UPDATE: The Senate and House each passed the two-year bill Friday morning, Feb. 9. It was signed by President Trump, ending a brief government shutdown.
By Dean Franks, senior vice president, congressional relations, ARTBA
Senate Majority Leader Mitch McConnell (R-Ky.) and Minority Leader Chuck Schumer (D-N.Y.) Feb. 7 announced a deal on federal spending levels that would increase defense and discretionary spending by nearly $300 billion over the next two years. Included in the discretionary spending is $20 billion ($10 billion each for FY 2018 and FY 2019) in additional infrastructure funding beyond what was appropriated for FY 2017.
How the $20 billion will be used remains to be determined, but congressional staff involved in the negotiations confirmed to ARTBA the spending would likely be for non-Highway Trust Fund-supported programs, such as transit capital projects, the TIGER grants program, water infrastructure and rural broadband. The relationship between these resources and President Donald Trump’s proposed $1.5 trillion infrastructure package is unclear.

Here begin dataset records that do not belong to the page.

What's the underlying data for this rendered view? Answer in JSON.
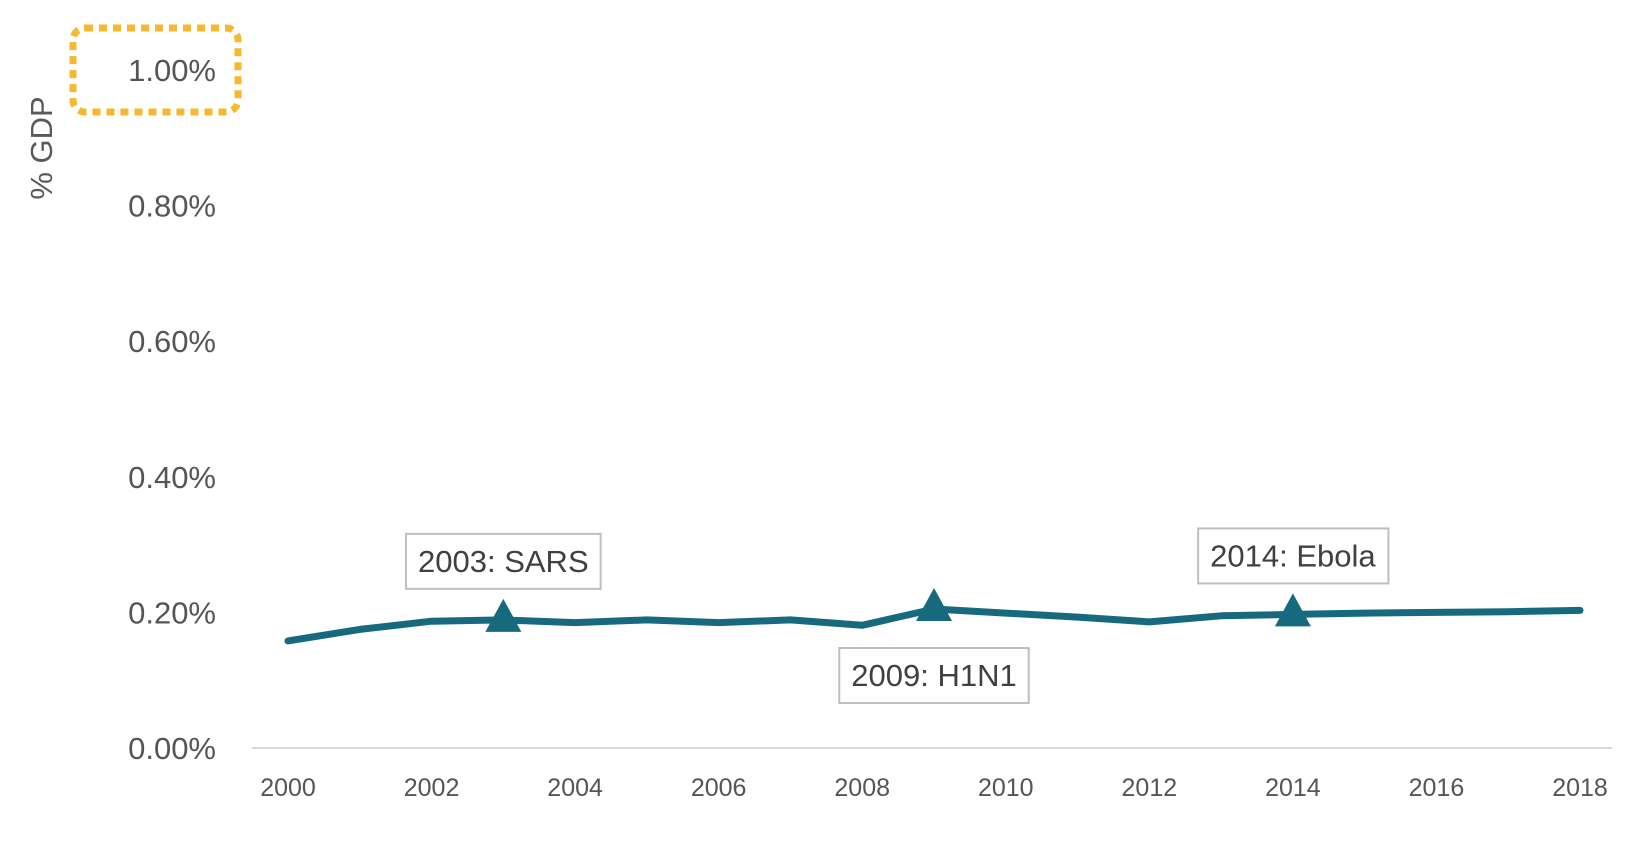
{
  "chart_data": {
    "type": "line",
    "title": "",
    "xlabel": "",
    "ylabel": "% GDP",
    "xlim": [
      2000,
      2018
    ],
    "ylim": [
      0,
      1.0
    ],
    "y_ticks": [
      "0.00%",
      "0.20%",
      "0.40%",
      "0.60%",
      "0.80%",
      "1.00%"
    ],
    "x_ticks": [
      "2000",
      "2002",
      "2004",
      "2006",
      "2008",
      "2010",
      "2012",
      "2014",
      "2016",
      "2018"
    ],
    "grid": false,
    "highlighted_tick": "1.00%",
    "highlight_color": "#F5B82E",
    "series": [
      {
        "color": "#176A7E",
        "x": [
          2000,
          2001,
          2002,
          2003,
          2004,
          2005,
          2006,
          2007,
          2008,
          2009,
          2010,
          2011,
          2012,
          2013,
          2014,
          2015,
          2016,
          2017,
          2018
        ],
        "y": [
          0.158,
          0.175,
          0.187,
          0.189,
          0.185,
          0.189,
          0.185,
          0.189,
          0.181,
          0.205,
          0.199,
          0.193,
          0.186,
          0.195,
          0.197,
          0.199,
          0.2,
          0.201,
          0.203
        ]
      }
    ],
    "annotations": [
      {
        "label": "2003: SARS",
        "x": 2003,
        "y": 0.189,
        "position": "above"
      },
      {
        "label": "2009: H1N1",
        "x": 2009,
        "y": 0.205,
        "position": "below"
      },
      {
        "label": "2014: Ebola",
        "x": 2014,
        "y": 0.197,
        "position": "above"
      }
    ]
  }
}
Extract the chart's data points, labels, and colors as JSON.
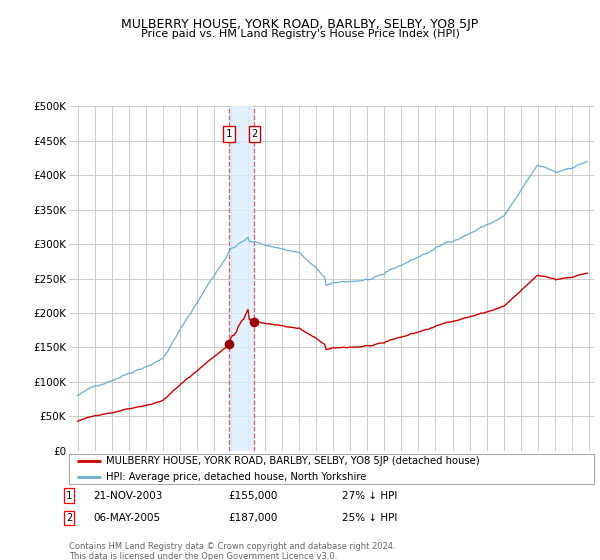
{
  "title": "MULBERRY HOUSE, YORK ROAD, BARLBY, SELBY, YO8 5JP",
  "subtitle": "Price paid vs. HM Land Registry's House Price Index (HPI)",
  "legend_line1": "MULBERRY HOUSE, YORK ROAD, BARLBY, SELBY, YO8 5JP (detached house)",
  "legend_line2": "HPI: Average price, detached house, North Yorkshire",
  "footer1": "Contains HM Land Registry data © Crown copyright and database right 2024.",
  "footer2": "This data is licensed under the Open Government Licence v3.0.",
  "transaction1_date": "21-NOV-2003",
  "transaction1_price": "£155,000",
  "transaction1_hpi": "27% ↓ HPI",
  "transaction2_date": "06-MAY-2005",
  "transaction2_price": "£187,000",
  "transaction2_hpi": "25% ↓ HPI",
  "ylim": [
    0,
    500000
  ],
  "yticks": [
    0,
    50000,
    100000,
    150000,
    200000,
    250000,
    300000,
    350000,
    400000,
    450000,
    500000
  ],
  "ytick_labels": [
    "£0",
    "£50K",
    "£100K",
    "£150K",
    "£200K",
    "£250K",
    "£300K",
    "£350K",
    "£400K",
    "£450K",
    "£500K"
  ],
  "hpi_color": "#6baed6",
  "price_color": "#cc0000",
  "marker_color": "#990000",
  "vline_color": "#cc0000",
  "shade_color": "#ddeeff",
  "bg_color": "#ffffff",
  "grid_color": "#cccccc",
  "transaction1_x": 2003.9,
  "transaction1_y": 155000,
  "transaction2_x": 2005.37,
  "transaction2_y": 187000,
  "vline1_x": 2003.9,
  "vline2_x": 2005.37,
  "xlim_left": 1994.5,
  "xlim_right": 2025.3
}
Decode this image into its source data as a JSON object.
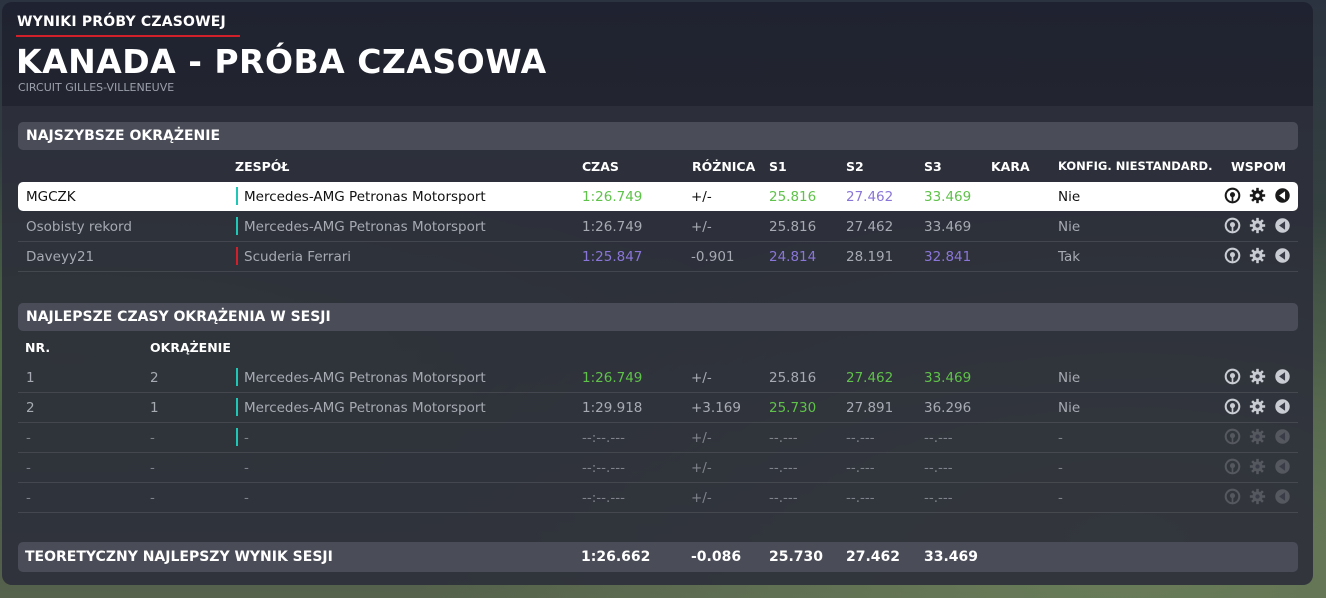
{
  "header": {
    "subtitle": "WYNIKI PRÓBY CZASOWEJ",
    "title": "KANADA - PRÓBA CZASOWA",
    "circuit": "CIRCUIT GILLES-VILLENEUVE"
  },
  "colors": {
    "accent_red": "#d2202a",
    "personal_best_green": "#5fc24a",
    "overall_best_purple": "#8a76d8",
    "mercedes_teal": "#1fc7b6",
    "ferrari_red": "#d2202a"
  },
  "fastest_lap": {
    "title": "NAJSZYBSZE OKRĄŻENIE",
    "columns": {
      "team": "ZESPÓŁ",
      "time": "CZAS",
      "diff": "RÓŻNICA",
      "s1": "S1",
      "s2": "S2",
      "s3": "S3",
      "penalty": "KARA",
      "config": "KONFIG. NIESTANDARD.",
      "assist": "WSPOM"
    },
    "rows": [
      {
        "name": "MGCZK",
        "team": "Mercedes-AMG Petronas Motorsport",
        "team_color": "#1fc7b6",
        "time": "1:26.749",
        "time_class": "green",
        "diff": "+/-",
        "s1": "25.816",
        "s1_class": "green",
        "s2": "27.462",
        "s2_class": "purple",
        "s3": "33.469",
        "s3_class": "green",
        "penalty": "",
        "config": "Nie",
        "highlight": true
      },
      {
        "name": "Osobisty rekord",
        "team": "Mercedes-AMG Petronas Motorsport",
        "team_color": "#1fc7b6",
        "time": "1:26.749",
        "time_class": "",
        "diff": "+/-",
        "s1": "25.816",
        "s1_class": "",
        "s2": "27.462",
        "s2_class": "",
        "s3": "33.469",
        "s3_class": "",
        "penalty": "",
        "config": "Nie"
      },
      {
        "name": "Daveyy21",
        "team": "Scuderia Ferrari",
        "team_color": "#d2202a",
        "time": "1:25.847",
        "time_class": "purple",
        "diff": "-0.901",
        "s1": "24.814",
        "s1_class": "purple",
        "s2": "28.191",
        "s2_class": "",
        "s3": "32.841",
        "s3_class": "purple",
        "penalty": "",
        "config": "Tak"
      }
    ]
  },
  "session_laps": {
    "title": "NAJLEPSZE CZASY OKRĄŻENIA W SESJI",
    "columns": {
      "nr": "NR.",
      "lap": "OKRĄŻENIE"
    },
    "rows": [
      {
        "nr": "1",
        "lap": "2",
        "team": "Mercedes-AMG Petronas Motorsport",
        "team_color": "#1fc7b6",
        "time": "1:26.749",
        "time_class": "green",
        "diff": "+/-",
        "s1": "25.816",
        "s1_class": "",
        "s2": "27.462",
        "s2_class": "green",
        "s3": "33.469",
        "s3_class": "green",
        "config": "Nie"
      },
      {
        "nr": "2",
        "lap": "1",
        "team": "Mercedes-AMG Petronas Motorsport",
        "team_color": "#1fc7b6",
        "time": "1:29.918",
        "time_class": "",
        "diff": "+3.169",
        "s1": "25.730",
        "s1_class": "green",
        "s2": "27.891",
        "s2_class": "",
        "s3": "36.296",
        "s3_class": "",
        "config": "Nie"
      },
      {
        "nr": "-",
        "lap": "-",
        "team": "-",
        "team_color": "#1fc7b6",
        "time": "--:--.---",
        "time_class": "",
        "diff": "+/-",
        "s1": "--.---",
        "s1_class": "",
        "s2": "--.---",
        "s2_class": "",
        "s3": "--.---",
        "s3_class": "",
        "config": "-",
        "empty": true
      },
      {
        "nr": "-",
        "lap": "-",
        "team": "-",
        "team_color": "",
        "time": "--:--.---",
        "time_class": "",
        "diff": "+/-",
        "s1": "--.---",
        "s1_class": "",
        "s2": "--.---",
        "s2_class": "",
        "s3": "--.---",
        "s3_class": "",
        "config": "-",
        "empty": true
      },
      {
        "nr": "-",
        "lap": "-",
        "team": "-",
        "team_color": "",
        "time": "--:--.---",
        "time_class": "",
        "diff": "+/-",
        "s1": "--.---",
        "s1_class": "",
        "s2": "--.---",
        "s2_class": "",
        "s3": "--.---",
        "s3_class": "",
        "config": "-",
        "empty": true
      }
    ]
  },
  "theoretical": {
    "label": "TEORETYCZNY NAJLEPSZY WYNIK SESJI",
    "time": "1:26.662",
    "diff": "-0.086",
    "s1": "25.730",
    "s2": "27.462",
    "s3": "33.469"
  },
  "assist_icons": [
    "steering-wheel-icon",
    "gear-icon",
    "brake-icon"
  ]
}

The $20 billion infrastructure funding comes as part of a larger agreement between House and Senate leadership to increase spending in FY 2018 and FY 2019 beyond the agreed budget caps put in place as part of the Bipartisan Budget Act of 2013 for appropriation levels through FY 2023. The deal also includes emergency spending for areas stricken by hurricanes and other disasters in 2017; funding to tackle the opioid crisis; and increases the debt ceiling beyond this fall’s midterm elections.
See the Senate overview of the proposal.
While a deal has been agreed to by congressional leaders, successful floor votes in the Senate and House still need to be taken before the package heads to President Trump for his signature.
The federal government has been operating under a series of continuing resolutions (CR), or temporary spending deals, at FY 2017 levels since October, with the current one set to expire midnight Feb. 8. The Senate will likely take up the package and include another short-term CR, lasting only a few weeks, to give House and Senate appropriators time to finish their work on a final FY 2018 spending package. That deal is expected to include spending for highway programs at the FAST Act-authorized levels for FY 2018, a $900 million increase over FY 2017. It is in this final FY 2018 package where the details of the $10 billion in additional infrastructure funding will be resolved.
Once the Senate passes the new CR with the budget caps agreement, it will go to the House, where passage is less certain. Conservative Republicans are expected to oppose the plan and Democrats are threatening to withhold support unless Speaker Paul Ryan (R-Wis.) agrees to take up immigration legislation.
ARTBA will continue to update members of the ongoing fiscal drama and advocate for, at a minimum, full FAST Act funding in the final appropriations package of the year.